The idea almost made Casey laugh. Any man who didn’t wear a designer suit and come with a mile-long pedigree was unlikely to meet with her parents’ approval. That was only one of the reasons she was glad to be so far away from home. As for Max, well, if she were in the market for a boyfriend, she would definitely find him tempting.
She eyed Trish a little more closely. With her long blond hair, blue eyes and high cheekbones, Trish looked like a Scandinavian princess. The kind of woman who’d get a second look from any man. “Do you speak from experience?” she asked.
Trish laughed again. “Nah. I already had a boyfriend when I came here. But I know the type. Ski towns are full of them.”
“Don’t listen to her,” Zephyr said. “She thinks all men are scum.”
“Not all of them,” Trish said. “But let’s face it, most men come to a ski town because they’d rather play than work.”
“Then why do most women come here?” Bryan asked.
“Maybe the same thing.” She winked at Casey.
“I’m going to go see if I can find some wood or something for the moose antlers,” Bryan said. “It was good meeting you, Casey.”

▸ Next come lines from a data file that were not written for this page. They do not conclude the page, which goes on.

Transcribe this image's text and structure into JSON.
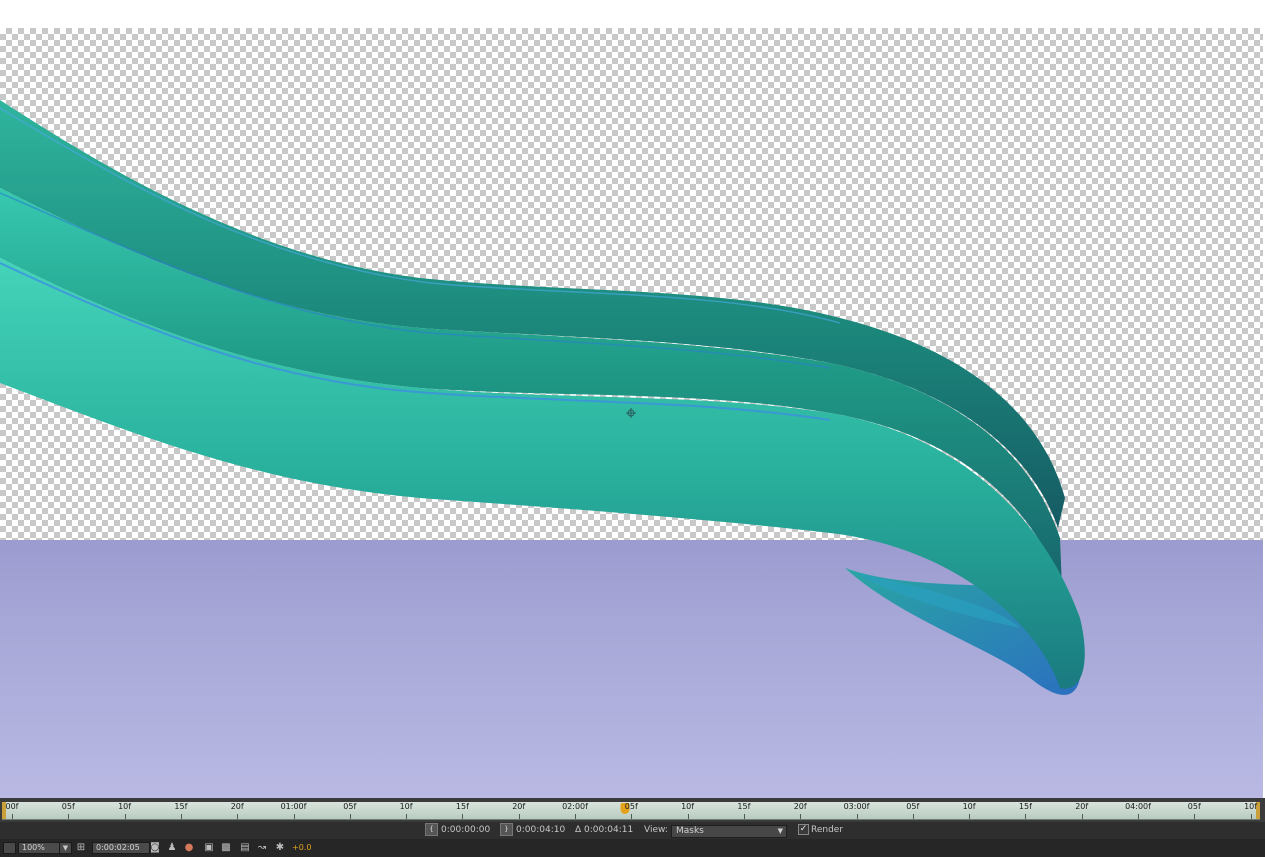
{
  "viewer": {
    "background": "transparency-checkerboard",
    "floor_color": "#b4b4e0",
    "ribbon_colors": [
      "#1fa18b",
      "#2fc3a8",
      "#1c6f78",
      "#3a8fd0"
    ]
  },
  "timeline": {
    "ruler_labels": [
      "00f",
      "05f",
      "10f",
      "15f",
      "20f",
      "01:00f",
      "05f",
      "10f",
      "15f",
      "20f",
      "02:00f",
      "05f",
      "10f",
      "15f",
      "20f",
      "03:00f",
      "05f",
      "10f",
      "15f",
      "20f",
      "04:00f",
      "05f",
      "10f"
    ],
    "playhead_color": "#e3a21a",
    "ruler_color": "#cfe0d6"
  },
  "info_bar": {
    "start_time": "0:00:00:00",
    "end_time": "0:00:04:10",
    "duration": "Δ 0:00:04:11",
    "view_label": "View:",
    "view_value": "Masks",
    "render_label": "Render",
    "render_checked": true
  },
  "bottom_bar": {
    "zoom": "100%",
    "current_time": "0:00:02:05",
    "exposure": "+0.0",
    "icons": [
      "always-preview-icon",
      "zoom-dropdown-icon",
      "grid-icon",
      "timecode-field",
      "camera-snapshot-icon",
      "show-snapshot-icon",
      "color-channels-icon",
      "region-of-interest-icon",
      "transparency-grid-icon",
      "3d-view-icon",
      "fast-preview-icon",
      "exposure-reset-icon"
    ]
  }
}
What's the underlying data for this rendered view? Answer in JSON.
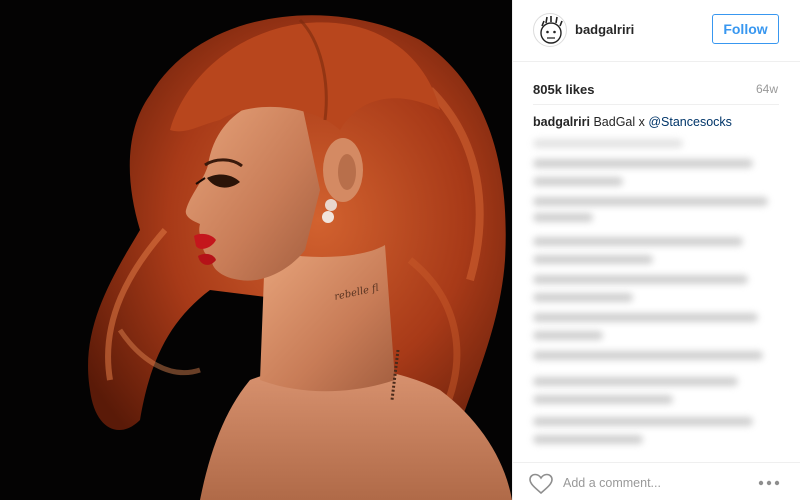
{
  "post": {
    "image_alt": "Portrait photo"
  },
  "header": {
    "username": "badgalriri",
    "follow_label": "Follow",
    "avatar_icon": "cartoon-face-avatar"
  },
  "stats": {
    "likes": "805k likes",
    "age": "64w"
  },
  "caption": {
    "username": "badgalriri",
    "text": "BadGal x ",
    "mention": "@Stancesocks"
  },
  "footer": {
    "comment_placeholder": "Add a comment...",
    "like_icon": "heart-icon",
    "more_icon": "more-options-icon"
  },
  "colors": {
    "accent": "#3897f0",
    "text": "#262626",
    "muted": "#999999",
    "hair": "#b5441f"
  }
}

“It was nice meeting you, too,” she said. “All of you.” Her feet were freezing standing here. She stamped them and nodded toward the coffee shop. “Is the coffee any good here?”
“The best in town,” Trish said. “Come on in and I’ll pour you a cup on the house.”

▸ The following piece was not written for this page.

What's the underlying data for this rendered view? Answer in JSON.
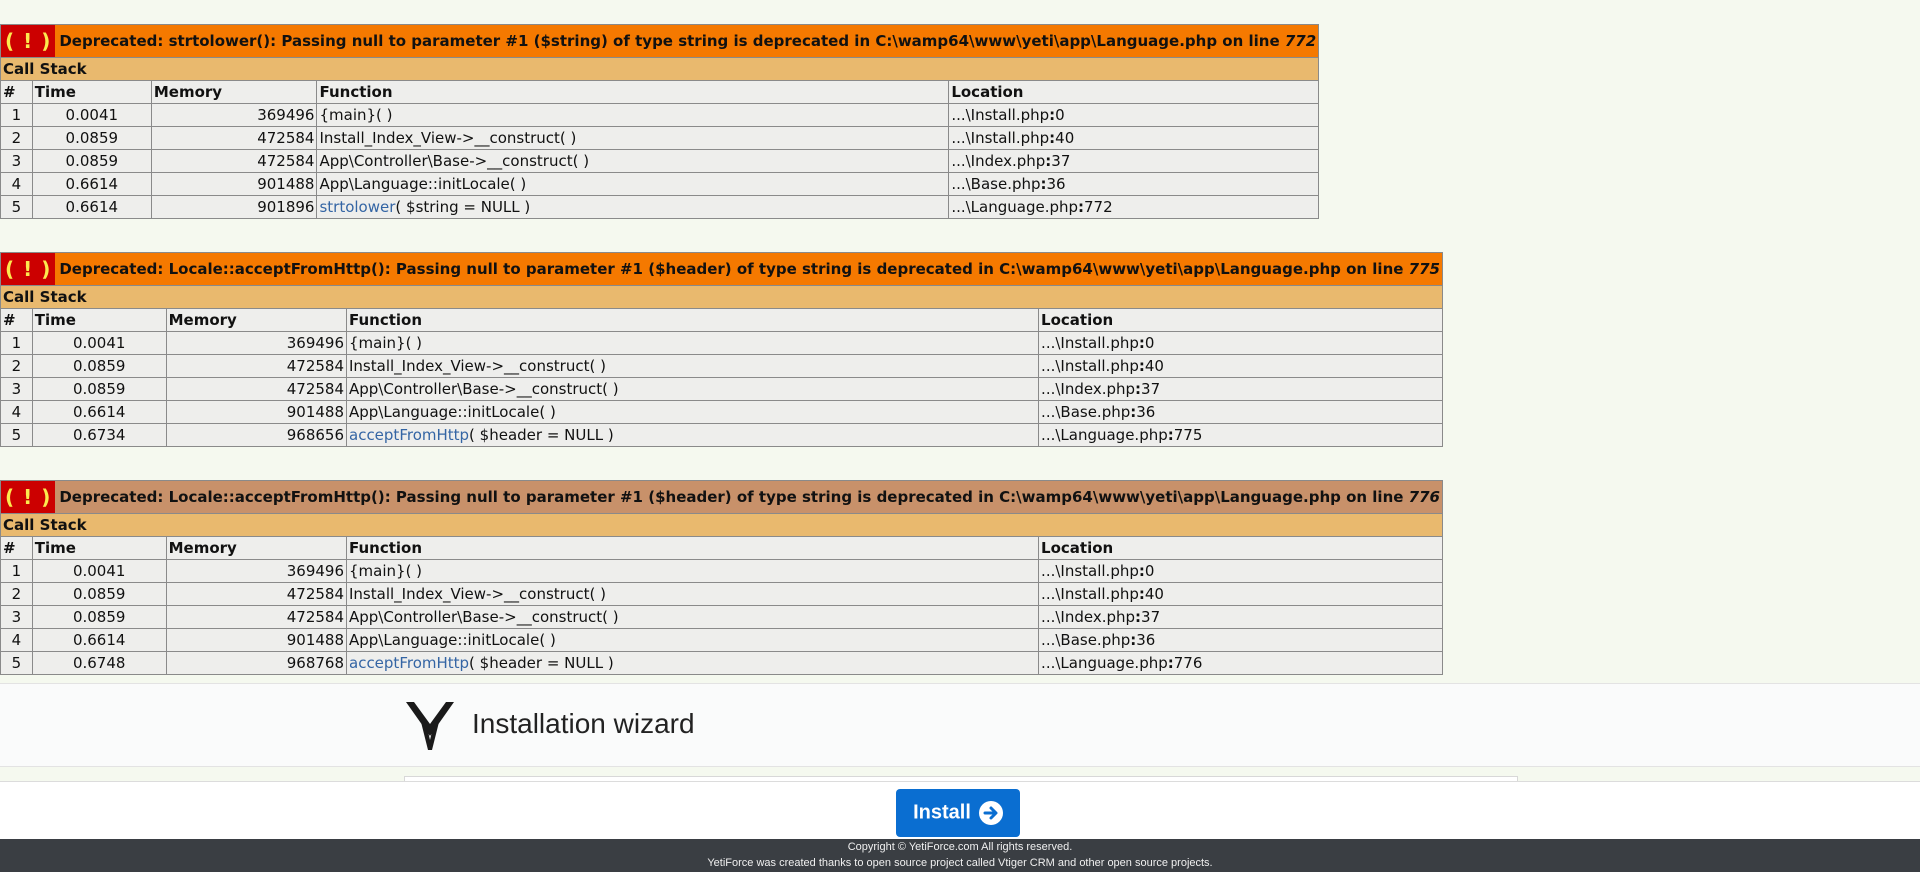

“She only says that because she runs the place,” Zephyr said. But he followed the women up the steps and into a small front room that barely had space for three small tables, a combination deli case/front counter and a huge gleaming brass-and-silver espresso machine.
“What’ll you have?” Trish said, moving behind the counter.
“A mocha, please,” Casey said.
“Whipped cream?” Trish asked, already turning levers on the coffee machine.
“Of course.”
“I’ll have one of those, too,” Zephyr said.
“You have to pay,” Trish said.
He grinned. “Put it on my tab.”
Trish rolled her eyes, but pulled a second cup from the stack by the machine. “So where are you from, Casey?” she asked.
“Illinois.”
“Where in Illinois?” Zephyr asked.
“Um…Chicago.” She watched his face carefully. Would her name ring a bell?
“No kidding.” He shook his head. “Never been there.”
She relaxed a little. She didn’t know why she was worried. People out here probably didn’t care about the society pages in the Chicago paper. And she wasn’t going to care about them anymore, either. “I’m going to be working at the chamber of commerce,” she said. “But I bet you already knew that.”